A total of 2,957 patients were included, with 2,271 (76.8%) undergoing TT and 686 (23.2%) receiving alternative treatments. Before and after PSM, there were no significant differences in OS and CSS between the two groups. Post-PSM landmark analysis revealed that beyond 90 months, the TT group had superior CSS compared with the non-TT group (P=0.06). Cox multivariate regression identified follicular adenocarcinoma trabecular [hazard ratio (HR) =4.7041; 95% confidence interval (CI): 1.1218-19.727] and minimally invasive follicular carcinoma (HR =2.0202; 95% CI: 1.2140-3.362) as independent risk factors affecting prognosis. In the second part of the study, 671 patients were analyzed, namely 197 (29.4%) who received RAIT and 474 (70.6%) who did not. Landmark analysis indicated that after 30 months, the RAIT group had superior CSS compared with the non-RAIT group (P<0.05).
TT does not improve the survival rates of patients with stage T3/T4 FTC. For those patients who have not undergone TT, RAIT proves beneficial for CSS; however, further in-depth studies are required.
滤泡状甲状腺癌(FTC)是第二常见的甲状腺恶性肿瘤,在T3和T4等晚期阶段具有特别强的侵袭性。这项回顾性研究旨在使用倾向评分匹配分析评估单侧T3或T4 FTC患者行全甲状腺切除术(TT)和放射性碘治疗(RAIT)后的长期生存结果。
利用监测、流行病学和最终结果(SEER)数据库,我们识别出诊断为T3或T4 FTC的患者,并将他们分为两个队列,即接受TT治疗的患者和未接受TT治疗的患者(非TT组)。对非TT组进一步分析以确定RAIT对生存的影响。应用倾向评分匹配(PSM)来调整混杂变量。生存分析,包括Kaplan-Meier生存曲线和标志性分析,评估对总生存(OS)和癌症特异性生存(CSS)的影响。
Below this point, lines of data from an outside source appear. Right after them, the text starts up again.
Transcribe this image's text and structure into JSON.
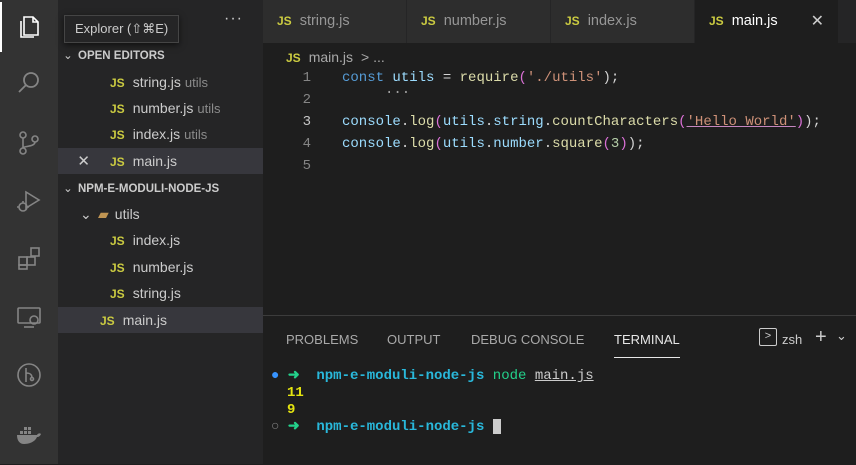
{
  "activity_bar": {
    "icons": [
      "files-icon",
      "search-icon",
      "source-control-icon",
      "run-debug-icon",
      "extensions-icon",
      "remote-explorer-icon",
      "git-graph-icon",
      "docker-icon"
    ]
  },
  "sidebar": {
    "tooltip": "Explorer (⇧⌘E)",
    "more_actions": "···",
    "open_editors": {
      "title": "OPEN EDITORS",
      "items": [
        {
          "badge": "JS",
          "name": "string.js",
          "dir": "utils"
        },
        {
          "badge": "JS",
          "name": "number.js",
          "dir": "utils"
        },
        {
          "badge": "JS",
          "name": "index.js",
          "dir": "utils"
        },
        {
          "badge": "JS",
          "name": "main.js",
          "dir": ""
        }
      ]
    },
    "project": {
      "title": "NPM-E-MODULI-NODE-JS",
      "folder": "utils",
      "files": [
        {
          "badge": "JS",
          "name": "index.js"
        },
        {
          "badge": "JS",
          "name": "number.js"
        },
        {
          "badge": "JS",
          "name": "string.js"
        }
      ],
      "root_files": [
        {
          "badge": "JS",
          "name": "main.js"
        }
      ]
    }
  },
  "tabs": [
    {
      "badge": "JS",
      "label": "string.js"
    },
    {
      "badge": "JS",
      "label": "number.js"
    },
    {
      "badge": "JS",
      "label": "index.js"
    },
    {
      "badge": "JS",
      "label": "main.js",
      "close": "✕"
    }
  ],
  "breadcrumb": {
    "badge": "JS",
    "file": "main.js",
    "sep": ">",
    "rest": "..."
  },
  "editor": {
    "line_numbers": [
      "1",
      "2",
      "3",
      "4",
      "5"
    ],
    "hover_dots": "...",
    "lines": {
      "l1": {
        "kw": "const",
        "v": "utils",
        "op": " = ",
        "fn": "require",
        "p1": "(",
        "s": "'./utils'",
        "p2": ");"
      },
      "l3": {
        "a": "console",
        "b": ".",
        "c": "log",
        "d": "(",
        "e": "utils",
        "f": ".",
        "g": "string",
        "h": ".",
        "i": "countCharacters",
        "j": "(",
        "k": "'Hello World'",
        "l": ")",
        "m": ");"
      },
      "l4": {
        "a": "console",
        "b": ".",
        "c": "log",
        "d": "(",
        "e": "utils",
        "f": ".",
        "g": "number",
        "h": ".",
        "i": "square",
        "j": "(",
        "k": "3",
        "l": ")",
        "m": ");"
      }
    }
  },
  "panel": {
    "tabs": [
      "PROBLEMS",
      "OUTPUT",
      "DEBUG CONSOLE",
      "TERMINAL"
    ],
    "shell": "zsh",
    "shell_icon": ">",
    "add_icon": "+",
    "chevron": "⌄",
    "terminal": {
      "prompt_dir": "npm-e-moduli-node-js",
      "arrow": "➜",
      "command": "node",
      "arg": "main.js",
      "output": [
        "11",
        "9"
      ]
    }
  },
  "colors": {
    "accent": "#3794ff",
    "js_badge": "#cbcb41",
    "terminal_green": "#23d18b",
    "terminal_cyan": "#29b8db"
  }
}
共纳入2957例患者,其中2271例(76.8%)接受了TT治疗,686例(23.2%)接受了其他治疗。PSM前后,两组的OS和CSS无显著差异。PSM后的标志性分析显示,90个月后,TT组的CSS优于非TT组(P = 0.06)。Cox多因素回归确定滤泡性腺瘤小梁状[风险比(HR)= 4.7041;95%置信区间(CI):1.1218 - 19.727]和微小浸润性滤泡癌(HR = 2.0202;95%CI:1.2140 - 3.362)为影响预后的独立危险因素。在研究的第二部分,分析了671例患者,即197例(29.4%)接受了RAIT治疗,474例(70.6%)未接受RAIT治疗。标志性分析表明,30个月后,RAIT组的CSS优于非RAIT组(P < 0.05)。
TT并不能提高T3/T4期FTC患者的生存率。对于未接受TT治疗的患者,RAIT对CSS有益;然而,需要进一步深入研究。